林若瑄的身体猛地一僵,所有的动作都停滞了。
她甚至忘记了呼吸,所有的注意力都集中到了耳朵上,试图捕捉那个细微的声响,并分辨出它的来源。
是什么?
仓库里一片死寂,只有她自己因为紧张而变得异常粗重的喘息声,以及……是的,又来了!
“悉悉索索……”
那声音很轻,像是某种小动物在快速移动时,爪子摩擦地面或碰倒了什么细小的东西发出的声音。
是老鼠吗?
这个念头让她稍微松了一口气,但紧接着,又是一阵恶寒。
虽然老鼠不会像人一样对她造成直接的“社会性”威胁,但一想到那些肮脏的、带着病菌的小东西可能会爬到她赤裸的、毫无反抗能力的身体上,甚至啃咬她的皮肤,她就感到一阵阵头皮发麻,胃里也开始翻江倒海。
她努力地想要挪动身体,远离那个声音传来的方向。
但双手被反剪在背后,身体又因为之前的摔打和长时间的束缚而酸痛不堪,她只能像一条蠕虫一样,在冰冷粗糙的水泥地面上徒劳地蹭动,发出一阵阵令人牙酸的摩擦声。

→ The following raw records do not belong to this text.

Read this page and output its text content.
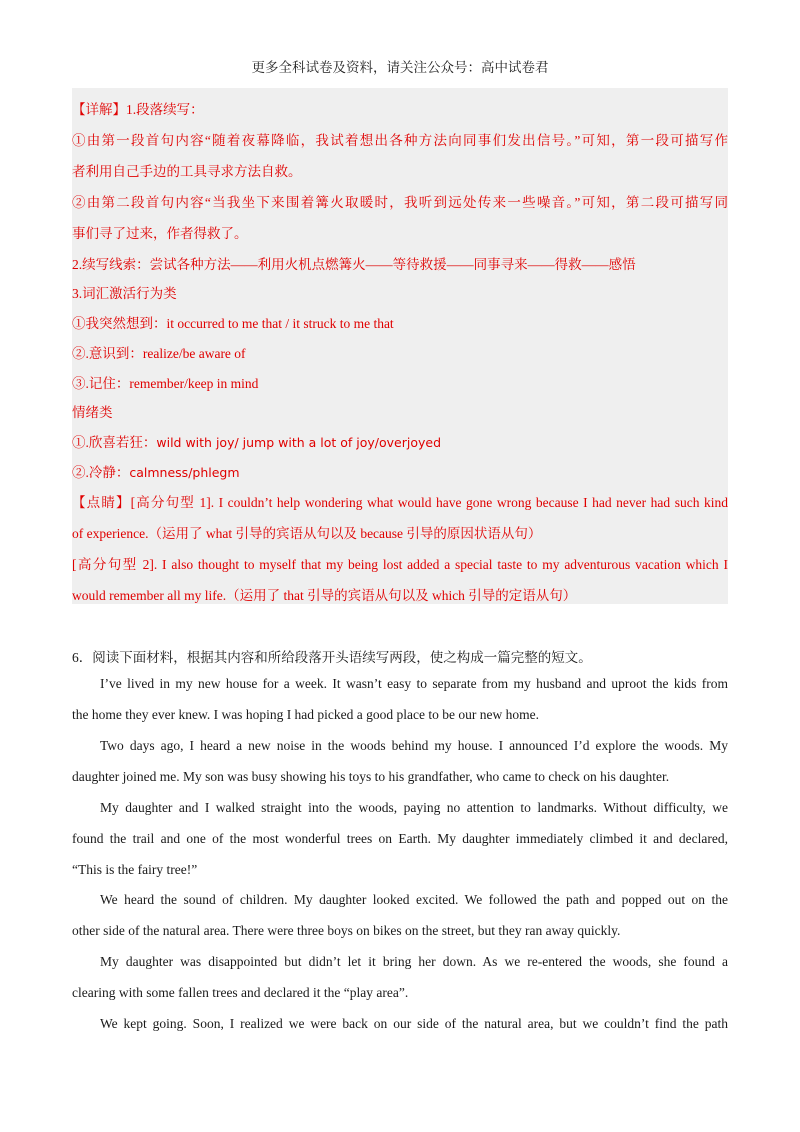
更多全科试卷及资料，请关注公众号：高中试卷君
【详解】1.段落续写：
①由第一段首句内容“随着夜幕降临，我试着想出各种方法向同事们发出信号。”可知，第一段可描写作
者利用自己手边的工具寻求方法自救。
②由第二段首句内容“当我坐下来围着篝火取暖时，我听到远处传来一些噪音。”可知，第二段可描写同
事们寻了过来，作者得救了。
2.续写线索：尝试各种方法——利用火机点燃篝火——等待救援——同事寻来——得救——感悟
3.词汇激活行为类
①我突然想到：it occurred to me that / it struck to me that
②.意识到：realize/be aware of
③.记住：remember/keep in mind
情绪类
①.欣喜若狂：wild with joy/ jump with a lot of joy/overjoyed
②.冷静：calmness/phlegm
【点睛】[高分句型 1]. I couldn’t help wondering what would have gone wrong because I had never had such kind
of experience.（运用了 what 引导的宾语从句以及 because 引导的原因状语从句）
[高分句型 2]. I also thought to myself that my being lost added a special taste to my adventurous vacation which I
would remember all my life.（运用了 that 引导的宾语从句以及 which 引导的定语从句）
6．阅读下面材料，根据其内容和所给段落开头语续写两段，使之构成一篇完整的短文。
I’ve lived in my new house for a week. It wasn’t easy to separate from my husband and uproot the kids from
the home they ever knew. I was hoping I had picked a good place to be our new home.
Two days ago, I heard a new noise in the woods behind my house. I announced I’d explore the woods. My
daughter joined me. My son was busy showing his toys to his grandfather, who came to check on his daughter.
My daughter and I walked straight into the woods, paying no attention to landmarks. Without difficulty, we
found the trail and one of the most wonderful trees on Earth. My daughter immediately climbed it and declared,
“This is the fairy tree!”
We heard the sound of children. My daughter looked excited. We followed the path and popped out on the
other side of the natural area. There were three boys on bikes on the street, but they ran away quickly.
My daughter was disappointed but didn’t let it bring her down. As we re-entered the woods, she found a
clearing with some fallen trees and declared it the “play area”.
We kept going. Soon, I realized we were back on our side of the natural area, but we couldn’t find the path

她的每一次移动,都伴随着皮肤与地面摩擦的火辣疼痛,以及身上那些束缚物进一步的勒紧。
那“悉悉索索”的声音并没有因为她的动静而停止,反而似乎……更近了一些?
林若瑄的心提到了嗓子眼。
她能感觉到自己的身体因为恐惧而不住地颤抖,牙齿也因为寒冷和紧张而“咯咯”作响。
全盲片美瞳让她无法看清周围的环境,只能凭借模糊的光影和想象来勾勒出那只(或者,不止一只?)正在逼近的老鼠的模样。
她甚至能“闻”到空气中那股属于啮齿动物的、特有的腥臊气味,虽然那很可能是她因为极度恐惧而产生的幻觉。
“别过来……别过来……”她在心中无声地呐喊着,但口塞让她无法发出任何警告或驱赶的声音。
就在她以为自己真的要被那些肮脏的小东西当成“晚餐”的时候,那“悉悉索索”的声音突然改变了方向,朝着仓库的另一个角落移动过去,然后渐渐消失了。
仓库里又恢复了死寂。
林若瑄长长地松了一口气,身体像散了架一般瘫软在地上。刚才那短短的几分钟,对她而言,又是一场精神上的酷刑。
然而,不等她从老鼠的惊吓中完全缓过神来,一阵新的、更为怪异的声响,又从仓库的深处传了出来。